O Escritor

Conheceu-o na redação do jornal. Chegara para anunciar um evento, solicitando uma nota, aconteceria por aqueles dias. Trajava um paletó escuro, gasto, a barba rala, esbranquiçada, irregular. Era gordo: o abdômen avantajado emprestava-lhe um ar de comerciante próspero, de funcionário bem assentado.

Não era nada disso: apresentou-se como escritor.

Ocupou com intimidade o sofá da redação. E falava, com ar doutoral: gesticulava, os dedos grossos, curtos, realçando os aspectos mais importantes do discurso. Às vezes recorria a uma pasta de couro – havia uma pasta de couro surrado – e, de lá, extraía folhas de ofício plastificadas. Conteúdo raro: convocatórias, panfletos, notas, cartas, memórias de eventos anteriores.

Sim, haveria um evento: congresso de escritores, ou coisa parecida.

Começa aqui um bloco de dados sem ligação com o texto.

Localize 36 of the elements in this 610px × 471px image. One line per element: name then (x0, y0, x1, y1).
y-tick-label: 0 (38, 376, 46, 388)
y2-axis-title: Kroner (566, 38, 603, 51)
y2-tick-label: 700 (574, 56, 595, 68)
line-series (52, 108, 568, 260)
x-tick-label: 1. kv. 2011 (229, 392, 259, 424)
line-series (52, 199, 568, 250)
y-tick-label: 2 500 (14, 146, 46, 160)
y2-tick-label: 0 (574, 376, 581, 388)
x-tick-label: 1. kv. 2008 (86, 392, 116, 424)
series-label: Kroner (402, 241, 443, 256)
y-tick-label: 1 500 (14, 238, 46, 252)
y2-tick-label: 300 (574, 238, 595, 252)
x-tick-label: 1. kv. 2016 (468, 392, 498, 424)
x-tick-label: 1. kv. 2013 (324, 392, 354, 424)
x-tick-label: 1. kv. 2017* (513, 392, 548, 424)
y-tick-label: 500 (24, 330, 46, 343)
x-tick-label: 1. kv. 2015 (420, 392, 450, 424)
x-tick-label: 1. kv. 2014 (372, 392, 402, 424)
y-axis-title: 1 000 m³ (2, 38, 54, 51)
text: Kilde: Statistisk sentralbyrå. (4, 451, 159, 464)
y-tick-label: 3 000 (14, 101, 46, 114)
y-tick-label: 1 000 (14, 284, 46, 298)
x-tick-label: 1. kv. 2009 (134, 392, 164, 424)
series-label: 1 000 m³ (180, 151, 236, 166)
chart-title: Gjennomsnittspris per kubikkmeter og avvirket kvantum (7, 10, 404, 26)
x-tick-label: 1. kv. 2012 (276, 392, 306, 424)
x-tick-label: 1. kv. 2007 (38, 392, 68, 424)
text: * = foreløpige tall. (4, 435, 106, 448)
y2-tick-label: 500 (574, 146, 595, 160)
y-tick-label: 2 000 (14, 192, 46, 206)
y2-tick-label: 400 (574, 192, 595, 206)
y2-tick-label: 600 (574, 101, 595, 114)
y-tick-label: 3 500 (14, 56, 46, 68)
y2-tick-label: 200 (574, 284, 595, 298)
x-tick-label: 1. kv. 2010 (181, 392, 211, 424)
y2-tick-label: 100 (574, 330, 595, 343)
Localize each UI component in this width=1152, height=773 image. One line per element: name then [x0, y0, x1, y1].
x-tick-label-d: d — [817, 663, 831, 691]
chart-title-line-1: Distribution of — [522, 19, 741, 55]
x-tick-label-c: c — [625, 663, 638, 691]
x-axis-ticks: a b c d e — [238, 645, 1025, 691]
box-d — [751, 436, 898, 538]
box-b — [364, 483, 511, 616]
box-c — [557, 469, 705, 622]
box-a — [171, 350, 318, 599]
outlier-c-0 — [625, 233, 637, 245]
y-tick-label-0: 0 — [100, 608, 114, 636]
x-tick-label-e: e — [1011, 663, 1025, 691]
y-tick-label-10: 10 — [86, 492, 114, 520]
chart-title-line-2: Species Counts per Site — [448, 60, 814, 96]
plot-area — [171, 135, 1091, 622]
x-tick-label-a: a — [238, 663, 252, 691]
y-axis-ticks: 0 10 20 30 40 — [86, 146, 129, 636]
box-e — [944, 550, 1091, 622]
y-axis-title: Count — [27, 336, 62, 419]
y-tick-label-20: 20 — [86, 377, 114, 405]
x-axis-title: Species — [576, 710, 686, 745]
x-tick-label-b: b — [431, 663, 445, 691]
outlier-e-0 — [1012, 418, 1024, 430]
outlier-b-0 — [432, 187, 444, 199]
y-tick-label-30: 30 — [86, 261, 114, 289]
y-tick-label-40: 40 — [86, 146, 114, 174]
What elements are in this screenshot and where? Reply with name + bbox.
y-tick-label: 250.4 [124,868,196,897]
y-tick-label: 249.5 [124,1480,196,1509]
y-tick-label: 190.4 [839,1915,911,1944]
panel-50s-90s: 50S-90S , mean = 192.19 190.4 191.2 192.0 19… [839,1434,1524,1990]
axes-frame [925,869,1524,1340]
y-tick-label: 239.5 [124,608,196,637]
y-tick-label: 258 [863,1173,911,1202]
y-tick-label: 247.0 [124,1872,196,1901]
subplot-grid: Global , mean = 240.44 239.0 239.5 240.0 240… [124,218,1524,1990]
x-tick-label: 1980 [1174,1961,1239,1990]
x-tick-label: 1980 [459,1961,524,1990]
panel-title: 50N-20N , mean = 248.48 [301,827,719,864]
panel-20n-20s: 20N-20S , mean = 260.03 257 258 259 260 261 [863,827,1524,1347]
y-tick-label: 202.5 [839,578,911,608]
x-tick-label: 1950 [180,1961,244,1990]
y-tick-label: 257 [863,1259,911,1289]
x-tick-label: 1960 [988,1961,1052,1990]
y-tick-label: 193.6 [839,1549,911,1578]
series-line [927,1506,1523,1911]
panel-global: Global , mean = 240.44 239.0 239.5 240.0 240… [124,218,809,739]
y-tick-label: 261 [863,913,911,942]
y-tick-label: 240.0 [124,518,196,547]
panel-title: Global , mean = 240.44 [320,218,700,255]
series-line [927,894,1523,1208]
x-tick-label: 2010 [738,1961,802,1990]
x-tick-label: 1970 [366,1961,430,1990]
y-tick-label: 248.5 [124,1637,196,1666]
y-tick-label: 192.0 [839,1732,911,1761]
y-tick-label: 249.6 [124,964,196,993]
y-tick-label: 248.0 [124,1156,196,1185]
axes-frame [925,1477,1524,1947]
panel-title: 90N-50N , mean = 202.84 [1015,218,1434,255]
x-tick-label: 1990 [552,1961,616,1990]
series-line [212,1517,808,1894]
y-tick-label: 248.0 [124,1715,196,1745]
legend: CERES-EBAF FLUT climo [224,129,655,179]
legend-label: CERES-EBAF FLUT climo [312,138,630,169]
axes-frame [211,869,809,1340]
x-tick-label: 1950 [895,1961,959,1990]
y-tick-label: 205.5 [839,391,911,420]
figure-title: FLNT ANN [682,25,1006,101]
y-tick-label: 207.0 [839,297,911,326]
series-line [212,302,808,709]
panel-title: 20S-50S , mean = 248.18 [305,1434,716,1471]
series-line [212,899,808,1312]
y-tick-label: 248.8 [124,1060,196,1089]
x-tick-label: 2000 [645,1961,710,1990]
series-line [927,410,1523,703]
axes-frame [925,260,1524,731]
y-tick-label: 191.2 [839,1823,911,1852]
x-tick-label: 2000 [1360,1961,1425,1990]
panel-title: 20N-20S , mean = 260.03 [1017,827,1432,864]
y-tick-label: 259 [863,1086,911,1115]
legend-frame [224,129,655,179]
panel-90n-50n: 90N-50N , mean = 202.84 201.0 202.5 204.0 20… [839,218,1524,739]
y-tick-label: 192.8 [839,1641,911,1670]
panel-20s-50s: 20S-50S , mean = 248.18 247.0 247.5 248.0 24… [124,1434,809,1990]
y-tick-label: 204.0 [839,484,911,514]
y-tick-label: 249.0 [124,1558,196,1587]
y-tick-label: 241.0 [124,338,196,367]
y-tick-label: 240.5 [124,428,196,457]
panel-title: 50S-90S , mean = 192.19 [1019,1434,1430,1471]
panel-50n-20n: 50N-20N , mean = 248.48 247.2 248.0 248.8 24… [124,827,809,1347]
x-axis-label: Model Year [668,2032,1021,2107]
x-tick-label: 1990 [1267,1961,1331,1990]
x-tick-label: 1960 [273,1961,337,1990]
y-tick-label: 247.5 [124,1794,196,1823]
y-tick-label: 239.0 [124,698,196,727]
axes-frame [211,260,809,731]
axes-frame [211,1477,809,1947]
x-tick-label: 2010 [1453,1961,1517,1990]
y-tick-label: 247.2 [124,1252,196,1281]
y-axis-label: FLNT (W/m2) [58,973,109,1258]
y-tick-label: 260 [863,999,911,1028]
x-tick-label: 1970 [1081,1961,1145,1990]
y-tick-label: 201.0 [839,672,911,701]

Os documentos serviam para realçar sua autoridade: depositário das preciosidades de escritores de ontem. Gente célebre. Mas, ali, a importância estava nele. Não era pouca coisa: estava em vias de ressuscitar um Congresso de Escritores. Vá lá que fosse seção local, agrupando magote mesquinho de escrevinhadores da província, amadores que cultivavam as musas, gente que abandonava suas ocupações profanas – comerciantes, advogados, funcionários públicos – para se dedicar à arte da escrita.

O repórter que o ouvia continha o riso a custo. Depois confessou:

- Engraçado. Ele remexendo aquela papelada velha, fotocopiada, como se fosse preciosidade...

O Escritor circulava. Era assíduo na Academia de Letras, aonde cavou vaga à força, literalmente recorrendo aos cotovelos. Naqueles saraus bisonhos exalava importância, empunhando o copo com o drinque como se fosse um cutelo. Também se acotovelava para chegar ao prefeito naquelas solenidades interioranas.

- Nossa máxima autoridade local – exultava.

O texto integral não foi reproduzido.